# Pressure treated wood used inside the house



## drewdin (Mar 25, 2013)

Since I'm a rookie and I believe everything i read on the internet and what people tell me , I was told that in my basement I cant put regular wood on the concrete because it will rot. 

So in a few places I replaced some 2x4's with PT 2x4's, a buddy of mine told me today that it is dangerous to have PT in my basement as it contains arsenic, he recommended that I should remove them.

I come to you fellow DIY'ers to set the record straight, who is right and is it OK to have PT inside the house? Thanks guys


----------



## nealtw (Mar 25, 2013)

Your buddy was right 7 or 8 years ago. They changed the treatment for decks, just for that reason.
http://lancaster.unl.edu/hort/articles/2007/pressurelumber.shtml


----------



## drewdin (Mar 25, 2013)

good, i wont bother putting any more in the house from here on out but what a pain in the *** it would have been to remove and re-install.


----------



## nealtw (Mar 25, 2013)

When inspecter find lumber touching concrete without poly between in new houses they call for the same treatment painted on. The poly between is a better way to go. In some places they build house with on a pressure treated wood foundation, but in a finished basement, that would be outside the envelope. I assume some of these houses don't have finished basements.


----------



## CallMeVilla (Mar 25, 2013)

Poly between the wood and the concrete is best.  I have even seen it allowed to put new wood over old vinyl tile (which does act as a barrier).
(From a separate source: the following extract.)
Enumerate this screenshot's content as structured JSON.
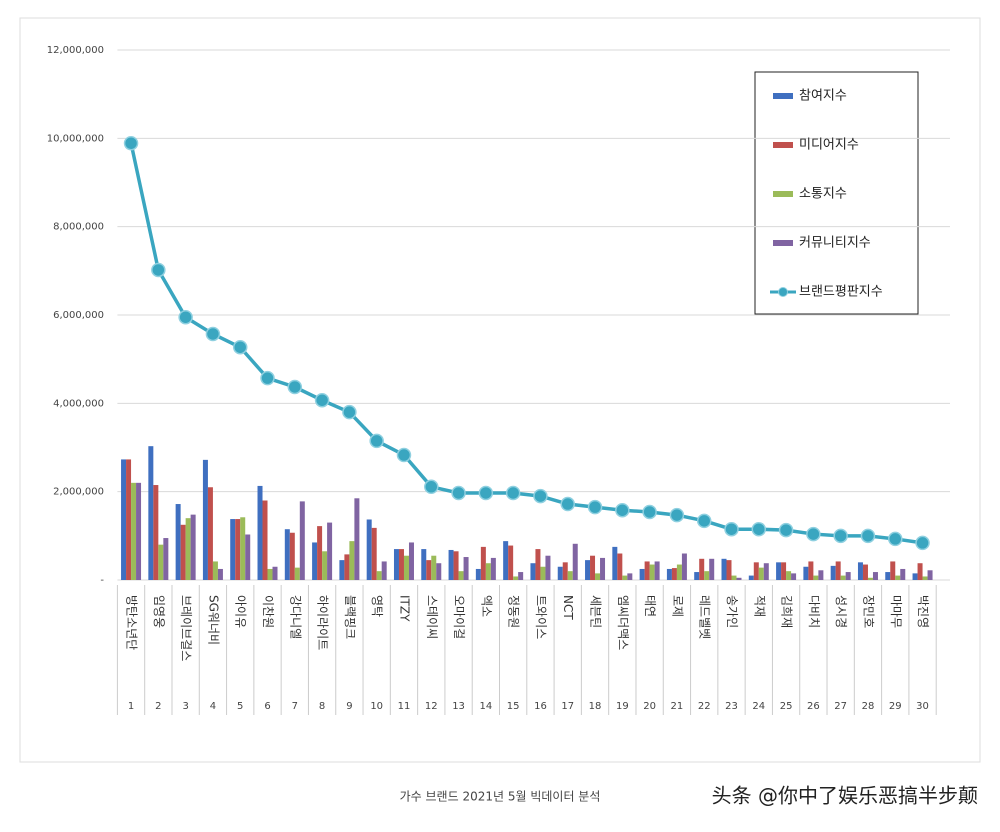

There is also Blu-Wood (Canada) which is very interesting but I have not seen it in the USA.

http://www.bluwoodcanada.com/protection.html


----------



## nealtw (Mar 25, 2013)

Havn't seen the blue wood out west yet. Warm wood wood would still cause water to wick which would still evaporate into the living space so I think the poly would still be a good idea.


----------